Another patient had hypertension despite maintaining a good diet and healthy weight, as well as hypokalemia (too little potassium in the blood). The doctor suspected hyperaldosteronism (often, a tumor of the adrenal glands that overexpresses aldosterone, a hormone affecting blood pressure). Another was a fit teenage athlete with a clean bill of health, except for a menacingly high blood pressure of unknown etiology (unclear cause).
Technology gives us remarkable tools to combat hypertension. An easy-to-use, inexpensive, and reusable device (the sphygmomanometer, or blood pressure cuff) reliably diagnoses hypertension. You need not travel further than your local supermarket to check (within seconds! free!) whether the "silent killer" lurks in your arteries. But the most effective interventions are beyond medicine's grasp. Sure, we can prescribe diuretics and ACE inhibitors, but public health is best equipped to tackle the problems that usually cause or exacerbate hypertension--the shocking and indefensible amount of sodium in processed foods; and people eating poor diets, exercising too little, and weighing too much. Funding PE in schools or having the FDA follow through on its proposal to regulate salt in processed foods would far outstrip the concerted efforts of thousands of well-meaning doctors and medical students.

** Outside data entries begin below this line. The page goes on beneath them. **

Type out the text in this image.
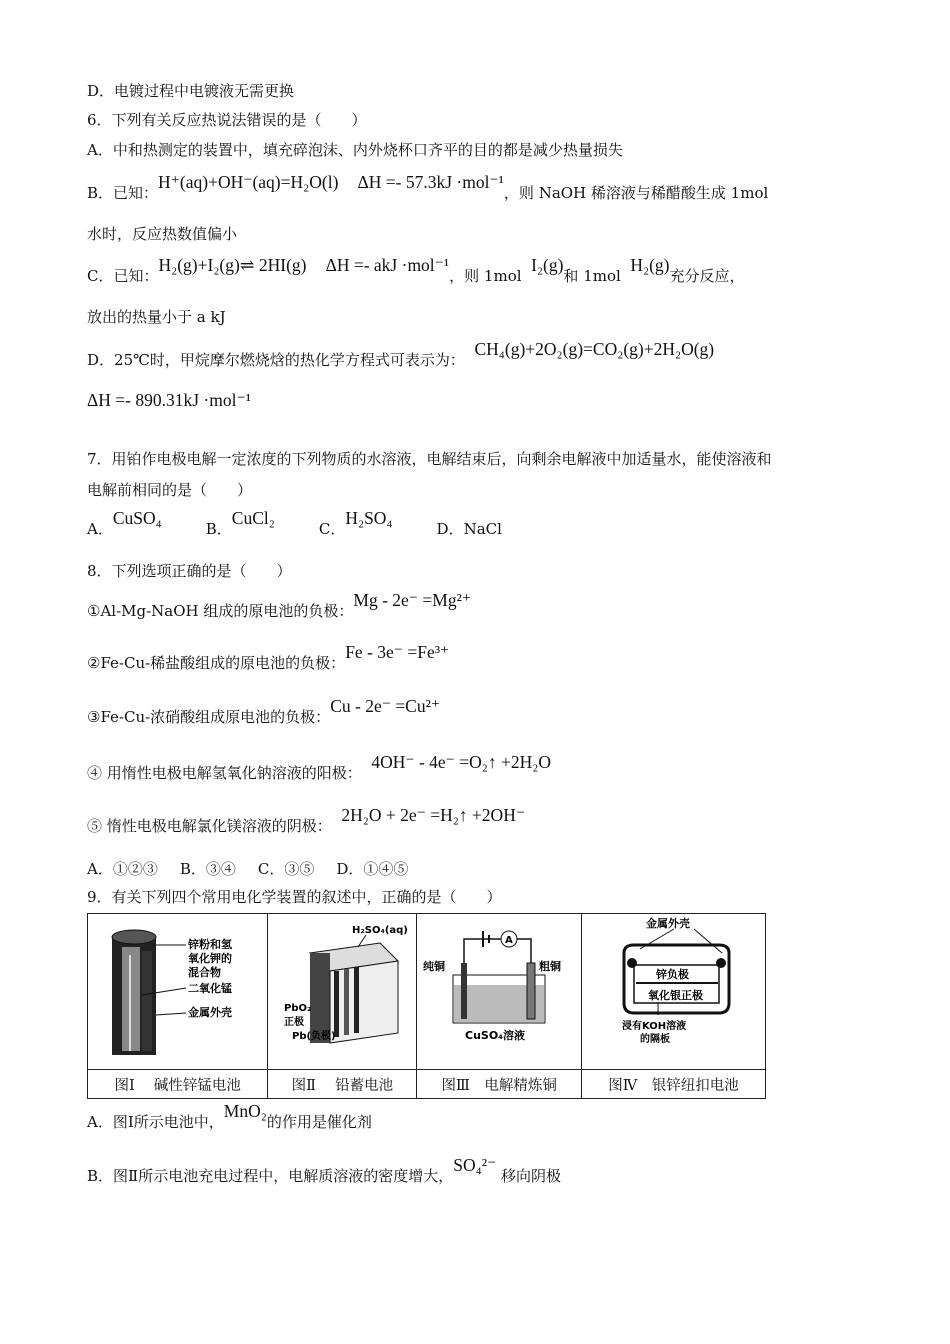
D．电镀过程中电镀液无需更换
6．下列有关反应热说法错误的是（　　）
A．中和热测定的装置中，填充碎泡沫、内外烧杯口齐平的目的都是减少热量损失
B．已知：H⁺(aq)+OH⁻(aq)=H₂O(l) ΔH =- 57.3kJ ·mol⁻¹，则 NaOH 稀溶液与稀醋酸生成 1mol
水时，反应热数值偏小
C．已知：H₂(g)+I₂(g)⇌ 2HI(g) ΔH =- akJ ·mol⁻¹，则 1mol  I₂(g)和 1mol  H₂(g)充分反应，
放出的热量小于 a kJ
D．25℃时，甲烷摩尔燃烧焓的热化学方程式可表示为：  CH₄(g)+2O₂(g)=CO₂(g)+2H₂O(g)
ΔH =- 890.31kJ ·mol⁻¹
7．用铂作电极电解一定浓度的下列物质的水溶液，电解结束后，向剩余电解液中加适量水，能使溶液和
电解前相同的是（　　）
A．CuSO₄B．CuCl₂C．H₂SO₄D．NaCl
8．下列选项正确的是（　　）
①Al-Mg-NaOH 组成的原电池的负极：Mg - 2e⁻ =Mg²⁺
②Fe-Cu-稀盐酸组成的原电池的负极：Fe - 3e⁻ =Fe³⁺
③Fe-Cu-浓硝酸组成原电池的负极：Cu - 2e⁻ =Cu²⁺
④ 用惰性电极电解氢氧化钠溶液的阳极：  4OH⁻ - 4e⁻ =O₂↑ +2H₂O
⑤ 惰性电极电解氯化镁溶液的阴极：  2H₂O + 2e⁻ =H₂↑ +2OH⁻
A．①②③ B．③④ C．③⑤ D．①④⑤
9．有关下列四个常用电化学装置的叙述中，正确的是（　　）
锌粉和氢
氧化钾的
混合物
二氧化锰
金属外壳	H₂SO₄(aq)
PbO₂
正极
Pb(负极)	A
纯铜 粗铜
CuSO₄溶液	金属外壳
锌负极
氧化银正极
浸有KOH溶液
的隔板

图Ⅰ　 碱性锌锰电池	图Ⅱ　 铅蓄电池	图Ⅲ　电解精炼铜	图Ⅳ　银锌纽扣电池
A．图Ⅰ所示电池中，MnO₂的作用是催化剂
B．图Ⅱ所示电池充电过程中，电解质溶液的密度增大，SO₄²⁻ 移向阴极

Telling the patient, "improve your diet" and "exercise more" doesn't help either. Two of my patients don't speak English--how are they going to figure out what foods have lower sodium when they go shopping? Another has no job--how will they pay for more expensive, but healthier foods? Another has a bad knee--how are they going to exercise?
So we prescribe them meds, and many patients take them for a few months and then stop. It's hard to blame them--while the drugs have side effects, hypertension feels fine. Like bad sunburns, the punishment for having high blood pressure is years or decades off. If a patient isn't motivated to make lifestyle changes to combat hypertension, how motivated will they be to stick with their meds?
The point is, science only gets the doctor so far. We understand the biochemical mechanism of hypertension, we understand how deadly it is, we can easily diagnose it, and we know how to cheaply and effectively treat and even prevent it. Yet hypertension still afflicts a third of adults in the U.S. and kills a substantial fraction of them. We can't escape the fact that patients are people, with people's foibles, strengths, and shortcomings. This makes treating chronic illness frustrating and sometimes ineffectual. But that I am dealing not just with kidneys and arteries and hearts, but with people, is what also makes clinical medicine intensely rewarding.